Durante a entrega, Gilberto disse que os beneficiários devem entrar de cabeça erguida e com paz de espírito em suas novas moradias por ser um direito de todo cidadão. “O que estamos fazendo não é um favor. O MCMV é um direito de todos”, afirmou o ministro.
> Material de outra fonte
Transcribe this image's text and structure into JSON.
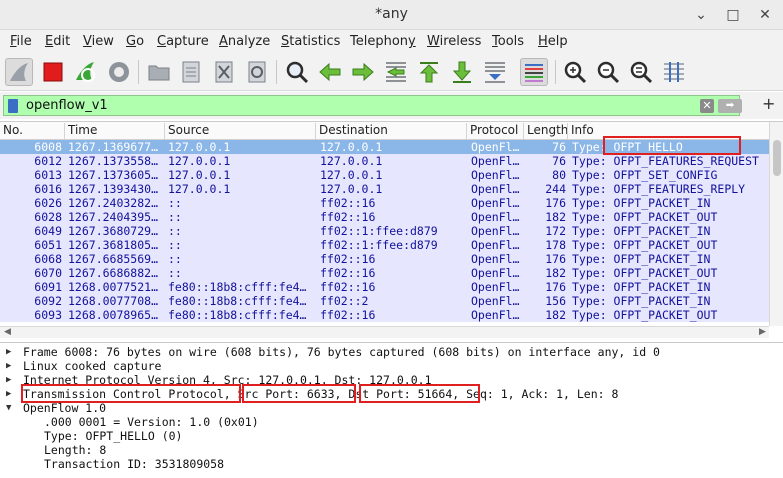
{
  "window": {
    "title": "*any",
    "minimize": "⌄",
    "maximize": "□",
    "close": "✕"
  },
  "menu": [
    {
      "key": "F",
      "rest": "ile"
    },
    {
      "key": "E",
      "rest": "dit"
    },
    {
      "key": "V",
      "rest": "iew"
    },
    {
      "key": "G",
      "rest": "o"
    },
    {
      "key": "C",
      "rest": "apture"
    },
    {
      "key": "A",
      "rest": "nalyze"
    },
    {
      "key": "S",
      "rest": "tatistics"
    },
    {
      "key": "",
      "rest": "Telephon",
      "key2": "y"
    },
    {
      "key": "W",
      "rest": "ireless"
    },
    {
      "key": "T",
      "rest": "ools"
    },
    {
      "key": "H",
      "rest": "elp"
    }
  ],
  "toolbar_icons": [
    "shark-fin-icon",
    "stop-capture-icon",
    "restart-capture-icon",
    "capture-options-icon",
    "open-file-icon",
    "save-file-icon",
    "close-file-icon",
    "reload-file-icon",
    "find-packet-icon",
    "go-back-icon",
    "go-forward-icon",
    "go-to-packet-icon",
    "go-first-icon",
    "go-last-icon",
    "autoscroll-icon",
    "colorize-icon",
    "zoom-in-icon",
    "zoom-out-icon",
    "zoom-normal-icon",
    "resize-columns-icon"
  ],
  "filter": {
    "value": "openflow_v1",
    "clear": "✕",
    "apply": "➡",
    "add": "+"
  },
  "columns": [
    "No.",
    "Time",
    "Source",
    "Destination",
    "Protocol",
    "Length",
    "Info"
  ],
  "packets": [
    {
      "no": "6008",
      "time": "1267.1369677…",
      "src": "127.0.0.1",
      "dst": "127.0.0.1",
      "proto": "OpenFl…",
      "len": "76",
      "info": "Type: OFPT_HELLO",
      "selected": true
    },
    {
      "no": "6012",
      "time": "1267.1373558…",
      "src": "127.0.0.1",
      "dst": "127.0.0.1",
      "proto": "OpenFl…",
      "len": "76",
      "info": "Type: OFPT_FEATURES_REQUEST"
    },
    {
      "no": "6013",
      "time": "1267.1373605…",
      "src": "127.0.0.1",
      "dst": "127.0.0.1",
      "proto": "OpenFl…",
      "len": "80",
      "info": "Type: OFPT_SET_CONFIG"
    },
    {
      "no": "6016",
      "time": "1267.1393430…",
      "src": "127.0.0.1",
      "dst": "127.0.0.1",
      "proto": "OpenFl…",
      "len": "244",
      "info": "Type: OFPT_FEATURES_REPLY"
    },
    {
      "no": "6026",
      "time": "1267.2403282…",
      "src": "::",
      "dst": "ff02::16",
      "proto": "OpenFl…",
      "len": "176",
      "info": "Type: OFPT_PACKET_IN"
    },
    {
      "no": "6028",
      "time": "1267.2404395…",
      "src": "::",
      "dst": "ff02::16",
      "proto": "OpenFl…",
      "len": "182",
      "info": "Type: OFPT_PACKET_OUT"
    },
    {
      "no": "6049",
      "time": "1267.3680729…",
      "src": "::",
      "dst": "ff02::1:ffee:d879",
      "proto": "OpenFl…",
      "len": "172",
      "info": "Type: OFPT_PACKET_IN"
    },
    {
      "no": "6051",
      "time": "1267.3681805…",
      "src": "::",
      "dst": "ff02::1:ffee:d879",
      "proto": "OpenFl…",
      "len": "178",
      "info": "Type: OFPT_PACKET_OUT"
    },
    {
      "no": "6068",
      "time": "1267.6685569…",
      "src": "::",
      "dst": "ff02::16",
      "proto": "OpenFl…",
      "len": "176",
      "info": "Type: OFPT_PACKET_IN"
    },
    {
      "no": "6070",
      "time": "1267.6686882…",
      "src": "::",
      "dst": "ff02::16",
      "proto": "OpenFl…",
      "len": "182",
      "info": "Type: OFPT_PACKET_OUT"
    },
    {
      "no": "6091",
      "time": "1268.0077521…",
      "src": "fe80::18b8:cfff:fe4…",
      "dst": "ff02::16",
      "proto": "OpenFl…",
      "len": "176",
      "info": "Type: OFPT_PACKET_IN"
    },
    {
      "no": "6092",
      "time": "1268.0077708…",
      "src": "fe80::18b8:cfff:fe4…",
      "dst": "ff02::2",
      "proto": "OpenFl…",
      "len": "156",
      "info": "Type: OFPT_PACKET_IN"
    },
    {
      "no": "6093",
      "time": "1268.0078965…",
      "src": "fe80::18b8:cfff:fe4…",
      "dst": "ff02::16",
      "proto": "OpenFl…",
      "len": "182",
      "info": "Type: OFPT_PACKET_OUT"
    }
  ],
  "details": [
    {
      "twisty": "▶",
      "text": "Frame 6008: 76 bytes on wire (608 bits), 76 bytes captured (608 bits) on interface any, id 0"
    },
    {
      "twisty": "▶",
      "text": "Linux cooked capture"
    },
    {
      "twisty": "▶",
      "text": "Internet Protocol Version 4, Src: 127.0.0.1, Dst: 127.0.0.1"
    },
    {
      "twisty": "▶",
      "text": "Transmission Control Protocol, Src Port: 6633, Dst Port: 51664, Seq: 1, Ack: 1, Len: 8"
    },
    {
      "twisty": "▼",
      "text": "OpenFlow 1.0"
    },
    {
      "twisty": "",
      "text": ".000 0001 = Version: 1.0 (0x01)"
    },
    {
      "twisty": "",
      "text": "Type: OFPT_HELLO (0)"
    },
    {
      "twisty": "",
      "text": "Length: 8"
    },
    {
      "twisty": "",
      "text": "Transaction ID: 3531809058"
    }
  ],
  "colors": {
    "row_bg": "#e7e6ff",
    "row_selected": "#8bb6e8",
    "filter_valid": "#afffaf",
    "highlight": "#e02020"
  }
}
As unidades entregues fazem parte do Residencial Paranoá Parque que irá beneficiar 896 pessoas com renda familiar de até R$1,6 mil. O investimento é de R$ 45,52 milhões do Fundo de Arrendamento Residencial (FAR). A entrega é a primeira fase de um empreendimento com previsão de construção de 6.240 unidades distribuídas em 390 blocos de apartamentos de quatro pavimentos.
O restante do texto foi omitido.